By Amanda Stephenson, The Canadian Press
Indigenous communities leading Canada’s clean energy boomCanadian Contractor Project Management
March 21, 2023, Saskatchewan – In Saskatchewan, Cowessess’ $21-million Awasis solar project connects to Saskatchewan’s electricity grid and is capable of powering 2,500 homes annually, on average. Over its 35-year estimated life, the solar farm is expected to reduce greenhouse gas emissions by 350,000 tonnes: in total, equivalent to the emissions of over 70,000 gas-powered cars driven for one year.
The Awasis solar farm is also an example of many Indigenous-led clean energy projects blossoming right now from coast to coast.
A 2020 report by the national not-for-profit organization Indigenous Clean Energy Social Enterprise identified 197 medium-to-large renewable energy-generating projects with Indigenous involvement, either in operation or in the final stages of planning and construction.
While the group’s 2023 data has not yet been released publicly, executive director Chris Henderson said many additional projects have come online in the last two-and-a-half years _ everything from solar and wind to hydro to geothermal.
In fact, he said Indigenous communities are so heavily involved in clean energy that they now own, co-own, or have a defined financial benefit agreement in place for almost 20 per cent of Canada’s electricity generating infrastructure.
Private companies have been partnering with Indigenous communities on energy infrastructure projects for decades. But early agreements typically involved guaranteeing construction jobs or other financial benefits for the community and fell short of offering Indigenous people a full equity stake.

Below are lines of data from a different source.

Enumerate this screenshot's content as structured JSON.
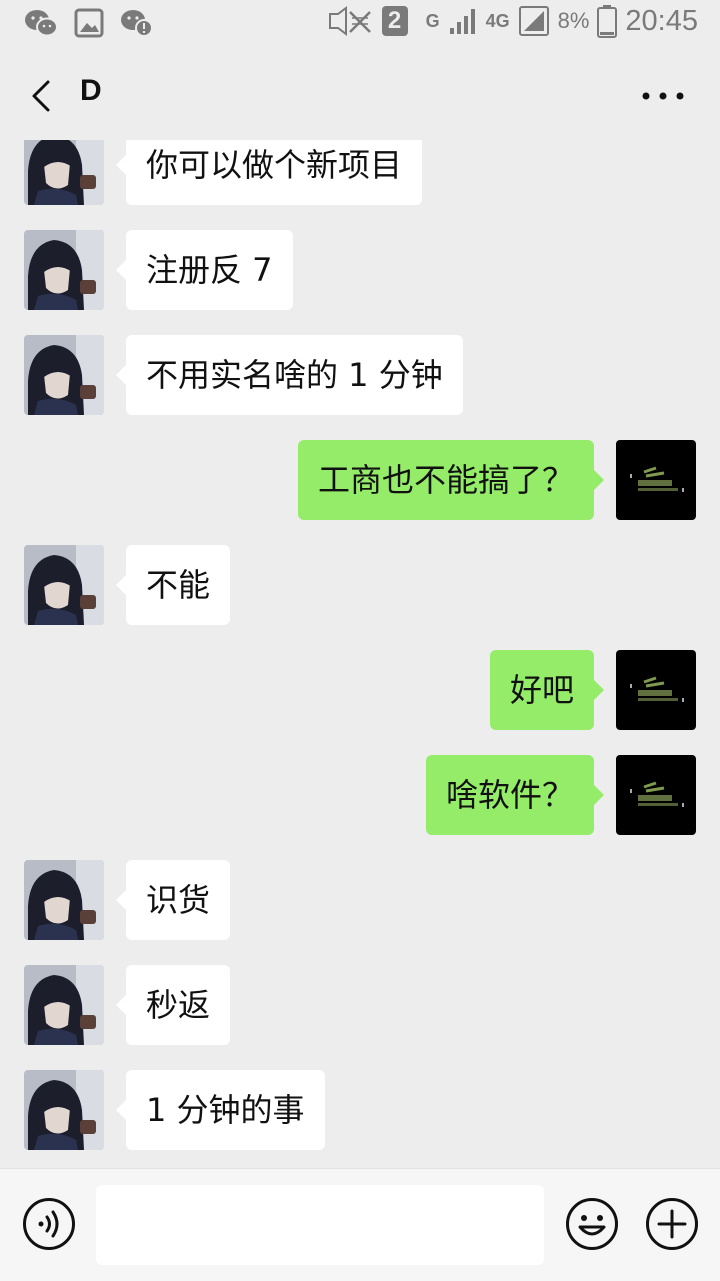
{
  "status_bar": {
    "sim_slot": "2",
    "network_g": "G",
    "network_4g": "4G",
    "battery_percent": "8%",
    "time": "20:45"
  },
  "header": {
    "title": "D"
  },
  "messages": [
    {
      "side": "in",
      "text": "你可以做个新项目"
    },
    {
      "side": "in",
      "text": "注册反 7"
    },
    {
      "side": "in",
      "text": "不用实名啥的 1 分钟"
    },
    {
      "side": "out",
      "text": "工商也不能搞了？"
    },
    {
      "side": "in",
      "text": "不能"
    },
    {
      "side": "out",
      "text": "好吧"
    },
    {
      "side": "out",
      "text": "啥软件？"
    },
    {
      "side": "in",
      "text": "识货"
    },
    {
      "side": "in",
      "text": "秒返"
    },
    {
      "side": "in",
      "text": "1 分钟的事"
    }
  ],
  "input": {
    "value": ""
  },
  "colors": {
    "background": "#ededed",
    "incoming_bubble": "#ffffff",
    "outgoing_bubble": "#95ec69"
  },
  "icons": [
    "wechat-icon",
    "gallery-icon",
    "wechat-alert-icon",
    "mute-icon",
    "signal-icon",
    "battery-icon",
    "back-icon",
    "more-icon",
    "voice-icon",
    "emoji-icon",
    "plus-icon"
  ]
}
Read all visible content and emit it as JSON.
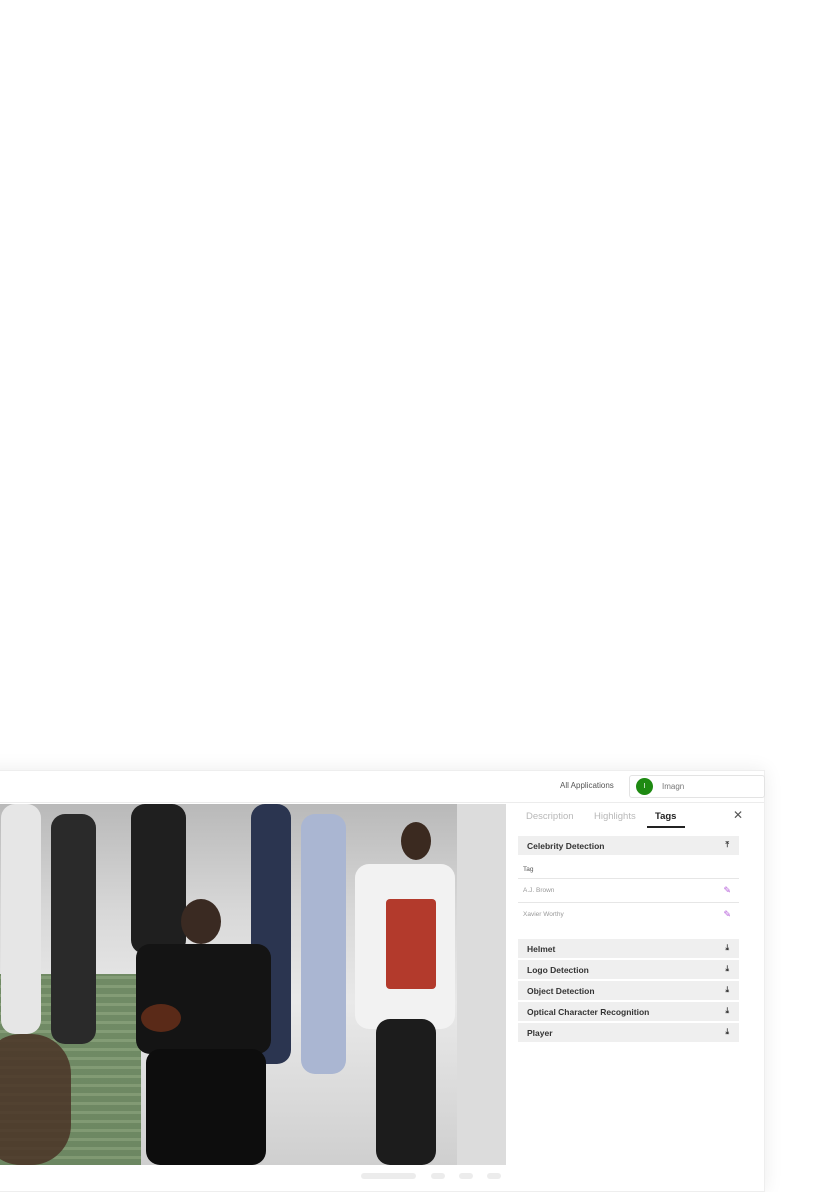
{
  "header": {
    "all_applications": "All Applications",
    "account": {
      "initial": "I",
      "name": "Imagn",
      "avatar_color": "#1e8a12"
    }
  },
  "panel": {
    "tabs": [
      {
        "label": "Description",
        "active": false
      },
      {
        "label": "Highlights",
        "active": false
      },
      {
        "label": "Tags",
        "active": true
      }
    ],
    "close_icon": "close-icon",
    "sections": [
      {
        "title": "Celebrity Detection",
        "expanded": true,
        "column_header": "Tag",
        "tags": [
          "A.J. Brown",
          "Xavier Worthy"
        ]
      },
      {
        "title": "Helmet",
        "expanded": false
      },
      {
        "title": "Logo Detection",
        "expanded": false
      },
      {
        "title": "Object Detection",
        "expanded": false
      },
      {
        "title": "Optical Character Recognition",
        "expanded": false
      },
      {
        "title": "Player",
        "expanded": false
      }
    ]
  },
  "colors": {
    "edit_icon": "#b45cd9",
    "section_bg": "#efefef",
    "active_tab": "#222222"
  }
}
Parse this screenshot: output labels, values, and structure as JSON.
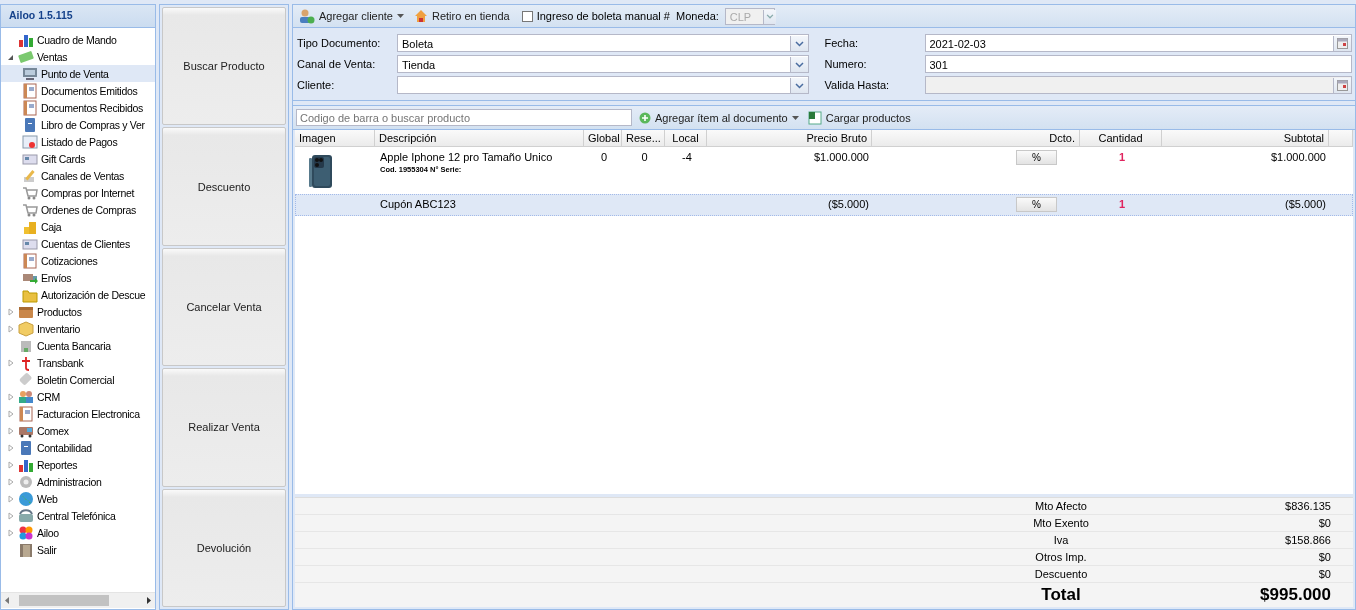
{
  "app": {
    "title": "Ailoo 1.5.115"
  },
  "nav": [
    {
      "label": "Cuadro de Mando",
      "selected": false
    },
    {
      "label": "Ventas",
      "expanded": true,
      "selected": false,
      "children": [
        {
          "label": "Punto de Venta",
          "selected": true
        },
        {
          "label": "Documentos Emitidos",
          "selected": false
        },
        {
          "label": "Documentos Recibidos",
          "selected": false
        },
        {
          "label": "Libro de Compras y Ver",
          "selected": false
        },
        {
          "label": "Listado de Pagos",
          "selected": false
        },
        {
          "label": "Gift Cards",
          "selected": false
        },
        {
          "label": "Canales de Ventas",
          "selected": false
        },
        {
          "label": "Compras por Internet",
          "selected": false
        },
        {
          "label": "Ordenes de Compras",
          "selected": false
        },
        {
          "label": "Caja",
          "selected": false
        },
        {
          "label": "Cuentas de Clientes",
          "selected": false
        },
        {
          "label": "Cotizaciones",
          "selected": false
        },
        {
          "label": "Envíos",
          "selected": false
        },
        {
          "label": "Autorización de Descue",
          "selected": false
        }
      ]
    },
    {
      "label": "Productos",
      "expanded": false,
      "selected": false
    },
    {
      "label": "Inventario",
      "expanded": false,
      "selected": false
    },
    {
      "label": "Cuenta Bancaria",
      "selected": false
    },
    {
      "label": "Transbank",
      "expanded": false,
      "selected": false
    },
    {
      "label": "Boletin Comercial",
      "selected": false
    },
    {
      "label": "CRM",
      "expanded": false,
      "selected": false
    },
    {
      "label": "Facturacion Electronica",
      "expanded": false,
      "selected": false
    },
    {
      "label": "Comex",
      "expanded": false,
      "selected": false
    },
    {
      "label": "Contabilidad",
      "expanded": false,
      "selected": false
    },
    {
      "label": "Reportes",
      "expanded": false,
      "selected": false
    },
    {
      "label": "Administracion",
      "expanded": false,
      "selected": false
    },
    {
      "label": "Web",
      "expanded": false,
      "selected": false
    },
    {
      "label": "Central Telefónica",
      "expanded": false,
      "selected": false
    },
    {
      "label": "Ailoo",
      "expanded": false,
      "selected": false
    },
    {
      "label": "Salir",
      "selected": false
    }
  ],
  "actions": [
    "Buscar Producto",
    "Descuento",
    "Cancelar Venta",
    "Realizar Venta",
    "Devolución"
  ],
  "toolbar": {
    "add_client": "Agregar cliente",
    "pickup": "Retiro en tienda",
    "manual_receipt": {
      "label": "Ingreso de boleta manual #",
      "checked": false
    },
    "currency_label": "Moneda:",
    "currency": {
      "value": "CLP",
      "disabled": true
    }
  },
  "form": {
    "left": [
      {
        "label": "Tipo Documento:",
        "value": "Boleta",
        "kind": "combo",
        "disabled": false
      },
      {
        "label": "Canal de Venta:",
        "value": "Tienda",
        "kind": "combo",
        "disabled": false
      },
      {
        "label": "Cliente:",
        "kind": "combo",
        "disabled": false
      }
    ],
    "right": [
      {
        "label": "Fecha:",
        "value": "2021-02-03",
        "kind": "date",
        "disabled": false
      },
      {
        "label": "Numero:",
        "value": "301",
        "kind": "text",
        "disabled": false
      },
      {
        "label": "Valida Hasta:",
        "kind": "date",
        "disabled": true
      }
    ]
  },
  "search": {
    "placeholder": "Codigo de barra o buscar producto",
    "add_item": "Agregar ítem al documento",
    "load": "Cargar productos"
  },
  "grid": {
    "columns": [
      "Imagen",
      "Descripción",
      "Global",
      "Rese...",
      "Local",
      "Precio Bruto",
      "Dcto.",
      "Cantidad",
      "Subtotal"
    ],
    "rows": [
      {
        "kind": "product",
        "description": "Apple Iphone 12 pro Tamaño Unico",
        "code": "Cod. 1955304 N° Serie:",
        "global": "0",
        "reserved": "0",
        "local": "-4",
        "price": "$1.000.000",
        "discount": "%",
        "quantity": "1",
        "subtotal": "$1.000.000",
        "selected": false
      },
      {
        "kind": "coupon",
        "description": "Cupón ABC123",
        "price": "($5.000)",
        "discount": "%",
        "quantity": "1",
        "subtotal": "($5.000)",
        "selected": true
      }
    ]
  },
  "totals": [
    {
      "label": "Mto Afecto",
      "value": "$836.135"
    },
    {
      "label": "Mto Exento",
      "value": "$0"
    },
    {
      "label": "Iva",
      "value": "$158.866"
    },
    {
      "label": "Otros Imp.",
      "value": "$0"
    },
    {
      "label": "Descuento",
      "value": "$0"
    }
  ],
  "total": {
    "label": "Total",
    "value": "$995.000"
  }
}
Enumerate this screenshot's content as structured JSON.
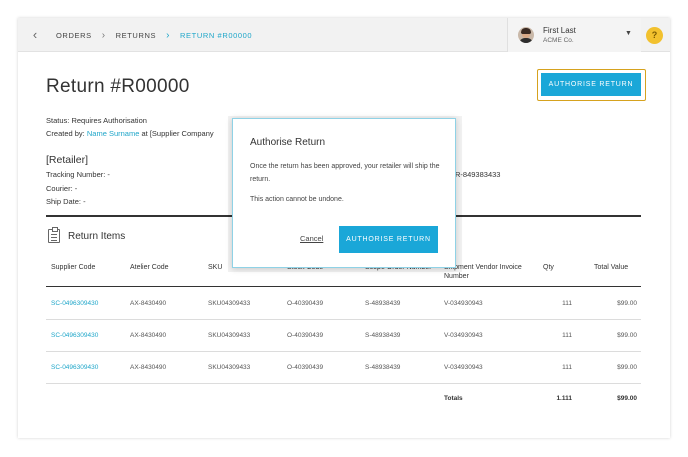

That’s changing, however. Canada’s commitment to net-zero comes at a time when the federal government has also committed to reconciliation with Indigenous people, a commitment that includes the recognition of Indigenous people’s right to economic self-determination.
Indigenous communities are also asserting that right, increasingly seeking to get involved in clean energy projects as full owners. Cowessess, for example, owns 95 per cent of the Awasis solar project with the opportunity to become full owners after five years.
Henderson said Canada’s energy and electricity sectors have historically been dominated by large oil and gas companies, large utilities, and governments.
“But new technology allows for more diversification of ownership,” he said. ”Moving to a clean energy future requires us to decolonize the energy system.”
There is significant federal funding support available for Indigenous-led clean energy projects. The Awasis solar project on Cowessess received $18.5 million from the federal government.